Full started SunSaluter in 2006. Today, her devices are in use in 16 countries around the world. She is an engineering student at Princeton and has won the Forbes Top 30 Under 30 award three times.
Jason Gray, SunFarmer
Regina’s Jason Gray cofounded SunFarmer in 2013 with partner Andy Moon to help bring affordable solar energy to developing countries. Their model seeks to overcome the high initial cost of solar power systems by offering customers zero-interest loans for 5, 10, or 15 years. The loans are funded by donations.
SunFarmer builds solar power installations for community institutions like schools and hospitals around the world. Because customers don’t own the system until the loan is paid, they have an incentive to make sure they take good care of the equipment. SunFarmer also has an incentive to maintain the system properly during the term of the loan.
Once the customer has paid for the project in full, SunFarmer recycles the money into a new installation. It intends to power 4,000 hospitals, schools, and water projects by 2020. Right now, SunFarmer is ramping up efforts to help people affected by the recent earthquake in Nepal. The company maintains an office in Katmandu.
Adam Camenzuli, KARIBU Solar Power
Ontario native Adam Camenzuli cofounded KARIBU Solar Power with a similar goal: to bring affordable modular solar lamps to more than a half billion African villagers who live without electricity.
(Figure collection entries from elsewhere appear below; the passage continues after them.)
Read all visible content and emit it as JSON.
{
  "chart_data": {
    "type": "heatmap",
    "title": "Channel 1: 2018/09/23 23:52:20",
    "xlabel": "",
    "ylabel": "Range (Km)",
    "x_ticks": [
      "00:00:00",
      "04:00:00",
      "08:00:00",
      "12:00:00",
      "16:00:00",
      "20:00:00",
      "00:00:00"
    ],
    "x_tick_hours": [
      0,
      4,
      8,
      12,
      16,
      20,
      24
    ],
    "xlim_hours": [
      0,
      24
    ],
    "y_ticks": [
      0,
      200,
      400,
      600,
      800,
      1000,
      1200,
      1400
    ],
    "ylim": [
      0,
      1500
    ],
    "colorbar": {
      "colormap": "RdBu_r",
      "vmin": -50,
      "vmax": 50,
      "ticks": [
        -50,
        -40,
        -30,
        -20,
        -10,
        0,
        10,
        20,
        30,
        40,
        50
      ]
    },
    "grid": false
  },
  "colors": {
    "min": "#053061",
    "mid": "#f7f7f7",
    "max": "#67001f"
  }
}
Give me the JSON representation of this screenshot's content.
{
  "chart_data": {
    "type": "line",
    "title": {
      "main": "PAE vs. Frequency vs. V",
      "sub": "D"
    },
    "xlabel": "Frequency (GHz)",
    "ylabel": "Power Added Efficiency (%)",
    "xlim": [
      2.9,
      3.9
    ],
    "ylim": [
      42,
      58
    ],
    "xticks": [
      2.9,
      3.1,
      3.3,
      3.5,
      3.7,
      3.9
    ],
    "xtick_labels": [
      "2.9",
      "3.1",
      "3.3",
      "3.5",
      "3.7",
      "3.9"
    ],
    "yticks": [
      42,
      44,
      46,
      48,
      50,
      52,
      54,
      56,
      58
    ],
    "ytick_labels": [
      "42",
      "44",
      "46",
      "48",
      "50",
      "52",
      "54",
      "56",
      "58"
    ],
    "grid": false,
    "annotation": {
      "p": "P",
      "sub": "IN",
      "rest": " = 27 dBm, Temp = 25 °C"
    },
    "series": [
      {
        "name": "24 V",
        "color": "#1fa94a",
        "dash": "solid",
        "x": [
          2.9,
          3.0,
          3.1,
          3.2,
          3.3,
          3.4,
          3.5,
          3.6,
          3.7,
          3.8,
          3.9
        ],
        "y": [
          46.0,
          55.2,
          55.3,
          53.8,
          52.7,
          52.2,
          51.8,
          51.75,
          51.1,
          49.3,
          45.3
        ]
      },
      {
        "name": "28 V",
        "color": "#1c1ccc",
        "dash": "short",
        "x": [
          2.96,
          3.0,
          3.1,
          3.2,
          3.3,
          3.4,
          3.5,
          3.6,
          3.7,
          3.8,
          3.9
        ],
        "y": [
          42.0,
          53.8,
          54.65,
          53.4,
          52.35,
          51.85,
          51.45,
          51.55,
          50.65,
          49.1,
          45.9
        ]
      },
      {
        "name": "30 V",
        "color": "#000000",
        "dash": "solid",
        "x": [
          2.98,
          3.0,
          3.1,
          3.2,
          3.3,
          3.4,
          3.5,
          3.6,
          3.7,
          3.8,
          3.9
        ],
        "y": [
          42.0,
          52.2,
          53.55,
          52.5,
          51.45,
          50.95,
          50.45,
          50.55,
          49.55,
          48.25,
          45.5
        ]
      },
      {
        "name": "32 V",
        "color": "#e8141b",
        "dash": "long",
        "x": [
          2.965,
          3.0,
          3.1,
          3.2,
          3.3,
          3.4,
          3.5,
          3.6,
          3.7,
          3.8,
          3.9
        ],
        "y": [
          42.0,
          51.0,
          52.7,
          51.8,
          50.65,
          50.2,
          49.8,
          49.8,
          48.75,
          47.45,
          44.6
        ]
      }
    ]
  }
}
Camenzuli and four others created a modular lamp made up of a solar panel, rechargeable battery and mobile phone charger, and light. They made it as an alternative to dangerous kerosene lamps that can cause burning, child poisoning, poor visual health, and indoor air pollution.
The company uses a rent-to-own model. Customers rent the battery and light from a shopkeeper for a daily fee. They recharge their battery using the shop’s solar panel. Once a customer pays enough times for the battery rental, they own the panel.
The Power Of Power
While Elon Musk is busy adding to his personal fortune, these young entrepreneurs are putting all their effort into bringing the benefits of electricity to those who have never had any. Doing so means hospitals that operate by candle light will now have well-lit operating facilities. Students who now read by kerosene lamps can study at night without breathing toxic fumes.
Electricity is also essential to unlocking the power of the internet. Which of these people will use that power of to create more new ways to benefit mankind? The possibilities are endless, thanks to a handful of dedicated entrepreneurs. Well done!